Shear-wave manipulation by embedded soft devices

TL;DR

This paper develops a theoretical framework for shear-wave manipulation using embedded hyperelastic devices, demonstrating how different deformations affect wave transmission and reflection, and proposing novel soft-matter wave control devices.

Contribution

It provides a systematic analysis of wave behavior at interfaces of pre-deformed hyperelastic materials and introduces new embedded devices for shear-wave control.

Findings

Total transmission occurs under constrained uniaxial tension and simple shear.

Wave reflection occurs under ordinary uniaxial tension and hydrostatic compression.

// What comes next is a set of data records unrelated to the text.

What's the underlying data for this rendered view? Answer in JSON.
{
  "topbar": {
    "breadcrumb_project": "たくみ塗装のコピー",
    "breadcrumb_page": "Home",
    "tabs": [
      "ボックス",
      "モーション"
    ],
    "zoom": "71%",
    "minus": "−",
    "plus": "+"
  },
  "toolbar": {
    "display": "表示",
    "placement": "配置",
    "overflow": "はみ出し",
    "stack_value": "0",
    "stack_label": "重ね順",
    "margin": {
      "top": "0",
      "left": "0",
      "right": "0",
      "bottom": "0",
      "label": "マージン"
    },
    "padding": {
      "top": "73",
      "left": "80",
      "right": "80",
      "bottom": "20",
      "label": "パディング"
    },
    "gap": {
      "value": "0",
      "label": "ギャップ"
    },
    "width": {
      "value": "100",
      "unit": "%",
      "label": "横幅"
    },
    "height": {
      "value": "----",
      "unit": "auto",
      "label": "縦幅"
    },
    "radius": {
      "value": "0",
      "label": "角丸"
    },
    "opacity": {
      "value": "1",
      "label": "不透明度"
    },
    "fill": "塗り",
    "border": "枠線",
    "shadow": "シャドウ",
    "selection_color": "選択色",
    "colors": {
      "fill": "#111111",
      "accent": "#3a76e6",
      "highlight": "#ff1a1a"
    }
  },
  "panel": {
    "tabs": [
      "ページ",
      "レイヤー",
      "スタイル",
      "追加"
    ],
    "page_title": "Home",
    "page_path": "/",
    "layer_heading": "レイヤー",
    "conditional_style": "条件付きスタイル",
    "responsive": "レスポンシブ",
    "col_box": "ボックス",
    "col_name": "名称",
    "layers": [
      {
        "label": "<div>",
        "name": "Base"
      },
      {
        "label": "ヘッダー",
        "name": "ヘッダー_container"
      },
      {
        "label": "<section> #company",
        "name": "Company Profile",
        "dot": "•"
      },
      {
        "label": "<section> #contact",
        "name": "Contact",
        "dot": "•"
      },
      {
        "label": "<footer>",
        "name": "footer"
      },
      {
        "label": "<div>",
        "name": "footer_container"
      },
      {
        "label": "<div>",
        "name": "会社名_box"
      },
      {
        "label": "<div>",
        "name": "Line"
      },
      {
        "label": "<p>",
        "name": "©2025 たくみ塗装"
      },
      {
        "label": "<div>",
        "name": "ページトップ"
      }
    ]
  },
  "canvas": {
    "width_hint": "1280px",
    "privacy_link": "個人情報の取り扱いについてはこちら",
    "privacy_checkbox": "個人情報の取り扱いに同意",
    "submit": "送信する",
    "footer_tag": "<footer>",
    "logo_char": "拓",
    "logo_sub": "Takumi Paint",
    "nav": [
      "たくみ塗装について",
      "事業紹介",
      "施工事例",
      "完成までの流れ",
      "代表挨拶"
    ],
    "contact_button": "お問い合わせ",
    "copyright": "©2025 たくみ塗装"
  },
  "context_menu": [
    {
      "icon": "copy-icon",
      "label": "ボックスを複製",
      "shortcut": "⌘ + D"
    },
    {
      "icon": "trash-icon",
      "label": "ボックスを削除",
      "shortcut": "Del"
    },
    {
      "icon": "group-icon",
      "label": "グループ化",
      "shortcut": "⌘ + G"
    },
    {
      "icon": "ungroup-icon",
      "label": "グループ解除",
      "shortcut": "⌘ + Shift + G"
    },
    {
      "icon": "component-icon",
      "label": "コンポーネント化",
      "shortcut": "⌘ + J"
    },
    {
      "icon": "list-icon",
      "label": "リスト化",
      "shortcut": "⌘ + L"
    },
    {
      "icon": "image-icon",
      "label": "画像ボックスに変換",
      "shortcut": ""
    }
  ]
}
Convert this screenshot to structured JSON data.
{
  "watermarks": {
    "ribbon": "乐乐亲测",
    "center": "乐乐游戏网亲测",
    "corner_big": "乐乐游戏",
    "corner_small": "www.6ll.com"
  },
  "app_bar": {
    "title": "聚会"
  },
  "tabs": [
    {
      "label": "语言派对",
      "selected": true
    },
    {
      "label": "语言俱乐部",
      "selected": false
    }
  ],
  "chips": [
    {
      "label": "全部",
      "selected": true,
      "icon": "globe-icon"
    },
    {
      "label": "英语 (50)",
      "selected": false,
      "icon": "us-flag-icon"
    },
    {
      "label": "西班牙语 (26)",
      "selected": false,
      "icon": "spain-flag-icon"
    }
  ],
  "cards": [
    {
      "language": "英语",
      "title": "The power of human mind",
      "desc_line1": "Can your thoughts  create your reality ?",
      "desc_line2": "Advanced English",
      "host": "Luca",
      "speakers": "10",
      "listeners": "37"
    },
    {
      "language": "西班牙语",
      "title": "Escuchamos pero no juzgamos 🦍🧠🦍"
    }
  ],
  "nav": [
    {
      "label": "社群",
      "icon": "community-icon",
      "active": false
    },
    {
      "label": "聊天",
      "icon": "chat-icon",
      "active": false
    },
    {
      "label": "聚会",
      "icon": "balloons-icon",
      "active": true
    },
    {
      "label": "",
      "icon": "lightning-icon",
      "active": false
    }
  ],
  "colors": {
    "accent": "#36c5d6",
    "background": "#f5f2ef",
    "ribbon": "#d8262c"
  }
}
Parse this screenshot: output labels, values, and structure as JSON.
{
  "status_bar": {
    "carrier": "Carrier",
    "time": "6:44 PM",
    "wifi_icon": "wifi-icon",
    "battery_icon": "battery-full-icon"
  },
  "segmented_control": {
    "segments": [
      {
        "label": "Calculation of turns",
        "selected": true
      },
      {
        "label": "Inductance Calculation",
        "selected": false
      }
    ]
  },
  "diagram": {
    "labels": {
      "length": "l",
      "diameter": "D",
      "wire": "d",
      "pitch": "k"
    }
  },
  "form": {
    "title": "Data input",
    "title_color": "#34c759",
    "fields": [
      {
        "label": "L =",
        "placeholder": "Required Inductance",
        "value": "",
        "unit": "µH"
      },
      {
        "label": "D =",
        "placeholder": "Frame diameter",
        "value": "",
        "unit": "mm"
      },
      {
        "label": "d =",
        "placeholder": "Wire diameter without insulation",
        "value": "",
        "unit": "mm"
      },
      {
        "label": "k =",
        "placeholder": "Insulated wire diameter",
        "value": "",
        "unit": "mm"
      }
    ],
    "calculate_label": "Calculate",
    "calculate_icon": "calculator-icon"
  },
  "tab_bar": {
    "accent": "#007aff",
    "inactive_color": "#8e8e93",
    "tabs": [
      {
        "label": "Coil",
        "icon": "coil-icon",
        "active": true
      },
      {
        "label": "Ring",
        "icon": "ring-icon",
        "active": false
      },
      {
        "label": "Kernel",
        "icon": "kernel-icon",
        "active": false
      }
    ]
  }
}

Proposed devices include a unidirectional cloak, a splicable beam bend, and a concave lens.

Abstract

Hyperelastic transformation theory has proven shear-wave manipulation devices with various functions can be designed by utilizing neo-Hookean material with appropriate pre-deformation. However, it is still elusive that how can such devices match with the background medium in which they embedded. In this work, we present a systematic formulation of the transmission and reflection of elastic waves at the interface between un-deformed and pre-deformed hyperelastic materials. With the combination of theoretical analyses and numerical simulations, we specifically investigate the shear-wave propagation from an un-deformed neo-Hookean material to the one subject to different homogeneous deformations. Among three typical deformation modes, we found "constrained" uniaxial tension and simple shear guarantee total transmission, whereas "ordinary" uniaxial tension and hydrostatic compression cause wave reflection. On this basis, three embedded shear-wave manipulation devices, including a unidirectional cloak, a splicable beam bend, and a concave lens, are proposed and verified through numerical simulations. This work may pave the way for the design and realization of soft-matter-based wave control devices. Potential applications can be anticipated in nondestructive testing, structure impact protection, biomedical imaging, and soft robotics.